L’arme redoutable de la non-violence islamiste

Publié le 07 Déc 2016
L’arme redoutable de la non-violence islamiste L'Homme Nouveau

La non-violence prosélyte de l’islam par voie d’immigration massive, avec ses us et coutumes, ses mœurs venues d’ailleurs, jusqu’à ses modes d’habillement, n’est-elle pas plus pernicieuse que la violence terroriste de l’islamisme ? L’erreur serait de la comparer à l’esprit missionnaire du christianisme…
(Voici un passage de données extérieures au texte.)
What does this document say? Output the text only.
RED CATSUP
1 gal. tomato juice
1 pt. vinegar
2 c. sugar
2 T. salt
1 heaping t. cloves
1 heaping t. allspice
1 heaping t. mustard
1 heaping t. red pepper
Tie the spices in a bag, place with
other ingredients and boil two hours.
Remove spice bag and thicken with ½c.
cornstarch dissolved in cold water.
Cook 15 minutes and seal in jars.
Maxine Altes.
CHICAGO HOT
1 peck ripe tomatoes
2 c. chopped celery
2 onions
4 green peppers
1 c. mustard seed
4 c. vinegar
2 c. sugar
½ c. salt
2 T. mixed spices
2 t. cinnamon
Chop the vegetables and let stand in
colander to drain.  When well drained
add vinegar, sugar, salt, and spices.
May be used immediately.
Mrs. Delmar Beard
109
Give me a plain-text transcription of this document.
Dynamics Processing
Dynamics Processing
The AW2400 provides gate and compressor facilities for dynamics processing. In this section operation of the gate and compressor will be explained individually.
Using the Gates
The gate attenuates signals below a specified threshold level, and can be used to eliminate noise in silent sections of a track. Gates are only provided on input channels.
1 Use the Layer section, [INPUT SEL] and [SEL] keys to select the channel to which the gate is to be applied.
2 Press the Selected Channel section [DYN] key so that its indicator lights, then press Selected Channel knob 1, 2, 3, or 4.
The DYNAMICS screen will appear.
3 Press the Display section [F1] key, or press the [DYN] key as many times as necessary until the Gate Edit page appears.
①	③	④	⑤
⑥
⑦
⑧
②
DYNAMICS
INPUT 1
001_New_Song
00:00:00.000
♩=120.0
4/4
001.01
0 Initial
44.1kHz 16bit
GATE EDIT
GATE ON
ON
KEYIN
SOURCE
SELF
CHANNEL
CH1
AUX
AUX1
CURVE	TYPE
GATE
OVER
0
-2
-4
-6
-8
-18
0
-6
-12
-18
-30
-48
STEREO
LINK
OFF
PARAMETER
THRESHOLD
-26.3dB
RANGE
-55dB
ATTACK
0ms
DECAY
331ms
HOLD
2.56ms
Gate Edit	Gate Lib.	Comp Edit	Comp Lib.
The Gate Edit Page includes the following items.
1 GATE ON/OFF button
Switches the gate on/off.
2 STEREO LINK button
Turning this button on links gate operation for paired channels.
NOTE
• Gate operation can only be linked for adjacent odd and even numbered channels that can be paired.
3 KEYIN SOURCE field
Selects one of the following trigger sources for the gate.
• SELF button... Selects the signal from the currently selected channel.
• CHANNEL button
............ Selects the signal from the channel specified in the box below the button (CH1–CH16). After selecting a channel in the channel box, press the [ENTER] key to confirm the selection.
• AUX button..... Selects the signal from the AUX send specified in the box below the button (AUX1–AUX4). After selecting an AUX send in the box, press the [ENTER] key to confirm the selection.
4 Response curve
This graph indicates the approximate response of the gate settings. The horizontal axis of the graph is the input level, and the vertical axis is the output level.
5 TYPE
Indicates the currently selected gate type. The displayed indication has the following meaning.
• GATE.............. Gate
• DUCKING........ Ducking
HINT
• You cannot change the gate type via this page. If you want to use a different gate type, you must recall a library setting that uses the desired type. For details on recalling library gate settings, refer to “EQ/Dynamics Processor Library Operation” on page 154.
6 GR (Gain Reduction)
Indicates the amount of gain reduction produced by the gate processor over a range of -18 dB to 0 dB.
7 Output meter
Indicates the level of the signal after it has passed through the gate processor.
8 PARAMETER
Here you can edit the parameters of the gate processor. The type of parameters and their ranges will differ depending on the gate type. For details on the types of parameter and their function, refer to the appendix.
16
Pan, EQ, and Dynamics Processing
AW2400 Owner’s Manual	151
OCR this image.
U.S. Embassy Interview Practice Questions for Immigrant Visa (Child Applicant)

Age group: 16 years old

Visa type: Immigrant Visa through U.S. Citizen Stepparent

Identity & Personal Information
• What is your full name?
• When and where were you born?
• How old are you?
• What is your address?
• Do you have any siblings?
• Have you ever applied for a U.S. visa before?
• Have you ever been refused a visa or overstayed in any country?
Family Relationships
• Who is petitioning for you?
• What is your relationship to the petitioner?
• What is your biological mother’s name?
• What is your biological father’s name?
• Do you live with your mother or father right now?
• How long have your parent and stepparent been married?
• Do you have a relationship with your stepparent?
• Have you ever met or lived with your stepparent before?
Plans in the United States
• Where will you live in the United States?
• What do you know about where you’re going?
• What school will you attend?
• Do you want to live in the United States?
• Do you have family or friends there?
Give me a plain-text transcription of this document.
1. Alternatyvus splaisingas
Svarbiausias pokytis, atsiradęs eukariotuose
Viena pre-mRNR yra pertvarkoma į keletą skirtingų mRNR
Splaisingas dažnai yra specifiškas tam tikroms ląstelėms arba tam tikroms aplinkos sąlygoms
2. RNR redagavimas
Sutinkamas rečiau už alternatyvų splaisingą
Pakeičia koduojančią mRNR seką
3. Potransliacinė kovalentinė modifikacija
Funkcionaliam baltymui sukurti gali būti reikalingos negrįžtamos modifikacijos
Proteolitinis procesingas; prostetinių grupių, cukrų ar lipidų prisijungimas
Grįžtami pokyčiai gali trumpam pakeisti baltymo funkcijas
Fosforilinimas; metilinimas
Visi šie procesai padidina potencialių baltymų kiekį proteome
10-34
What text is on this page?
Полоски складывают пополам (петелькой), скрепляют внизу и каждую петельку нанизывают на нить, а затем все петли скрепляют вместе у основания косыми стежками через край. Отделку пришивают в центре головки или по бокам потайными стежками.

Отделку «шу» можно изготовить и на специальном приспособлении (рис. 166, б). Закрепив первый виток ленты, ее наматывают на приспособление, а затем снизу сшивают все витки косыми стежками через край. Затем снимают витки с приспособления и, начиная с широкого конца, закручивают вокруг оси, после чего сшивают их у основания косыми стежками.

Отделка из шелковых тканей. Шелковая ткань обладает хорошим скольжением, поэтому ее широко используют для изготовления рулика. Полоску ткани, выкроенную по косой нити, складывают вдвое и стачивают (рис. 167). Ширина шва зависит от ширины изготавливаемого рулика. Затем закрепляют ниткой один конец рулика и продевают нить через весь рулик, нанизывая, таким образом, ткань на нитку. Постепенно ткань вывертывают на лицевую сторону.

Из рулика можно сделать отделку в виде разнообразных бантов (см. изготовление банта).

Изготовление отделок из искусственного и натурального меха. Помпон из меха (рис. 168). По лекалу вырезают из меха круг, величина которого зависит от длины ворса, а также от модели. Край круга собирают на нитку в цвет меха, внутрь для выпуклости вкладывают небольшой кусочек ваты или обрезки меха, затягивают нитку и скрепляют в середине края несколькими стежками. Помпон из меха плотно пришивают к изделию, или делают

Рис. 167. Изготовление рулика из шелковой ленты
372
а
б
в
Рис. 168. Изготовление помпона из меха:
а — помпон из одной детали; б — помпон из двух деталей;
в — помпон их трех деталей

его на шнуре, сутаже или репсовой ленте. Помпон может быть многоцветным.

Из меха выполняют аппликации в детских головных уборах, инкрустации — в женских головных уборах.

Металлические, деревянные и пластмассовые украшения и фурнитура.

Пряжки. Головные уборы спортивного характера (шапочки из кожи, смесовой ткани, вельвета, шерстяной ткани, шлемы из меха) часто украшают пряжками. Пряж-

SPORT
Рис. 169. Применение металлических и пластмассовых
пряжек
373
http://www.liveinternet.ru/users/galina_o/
À strictement parler, le burkini – pour lequel le Conseil d’État a dit oui sans conditions à la différence des crèches (cf. L’HN du 19 novembre) – n’est pas un signe religieux. Mais est-il pour autant un simple vêtement ? C’est la question du voile islamique (hijab, niqab, burqa, burkini…) dans lequel notre laïcité à la française se prend régulièrement les pieds depuis l’ancien « fait divers » de Creil, avec l’ambiguïté récurrente de l’islam qui confond temporel et spirituel, politique et religion. C’est la raison pour laquelle, il demeure improductif d’invoquer la laïcité républicaine – négative ou positive (depuis Sarkozy) – pour interdire ou permettre ce signe au même titre que d’autres emblèmes analogues, selon une absurde logique égalitaire du tout ou rien. Contrairement à ce qu’affirment les muezzins du politiquement correct ou du Collectif contre l’islamophobie en France (CCIF), l’interdiction exclusive du burkini ne constituerait pas une violation mais plutôt une (légitime) défense de la vraie liberté religieuse. Pourquoi ?

Un signe politique

Parce que le burkini, comme la burqa, comme le minaret, comme le halal, est un signe politique de l’idéologie islamique. C’est le signe ostensible de la conquête d’un territoire par l’islam, le symbole d’un marquage territorial comme en témoigne l’« incident » de la plage de Sisco l’été dernier. Lorsqu’il est devenu assez puissant par son prosélytisme, ce marquage d’abord discret éradique tout autre signe contradictoire, a fortiori religieux, comme les églises en Arabie Saoudite où célébrer la messe est passible de la peine de mort… Si « les minarets sont nos baïonnettes », selon la formule d’Erdogan, les burqa et autres burkini sont autant de petits minarets, d’armes par destination au service du jihâd. Ce sont les uniformes de guerriers (aujourd’hui) non-violents au service d’une contre-société temporelle et d’une idéologie génocidaire. Cette non-violence, apparemment aimable et respectable, relève de la taqiya (l’art de la dissimulation) : ­elle ne doit pas nous tromper sur ses intentions finales. Ce sont des signaux pavloviens appelés à faire marcher une communauté musulmane au pas de sa charia théocratique, donc totalitaire. Le burkini, comme le minaret, est le symbole d’une revendication de pouvoir ­politico-religieux, qui au nom d’une prétendue liberté religieuse, est destinée à contester nos propres droits fondamentaux chez nous, à commencer par le respect des consciences et des libertés religieuses (les musulmans interdisent l’abandon de leur religion).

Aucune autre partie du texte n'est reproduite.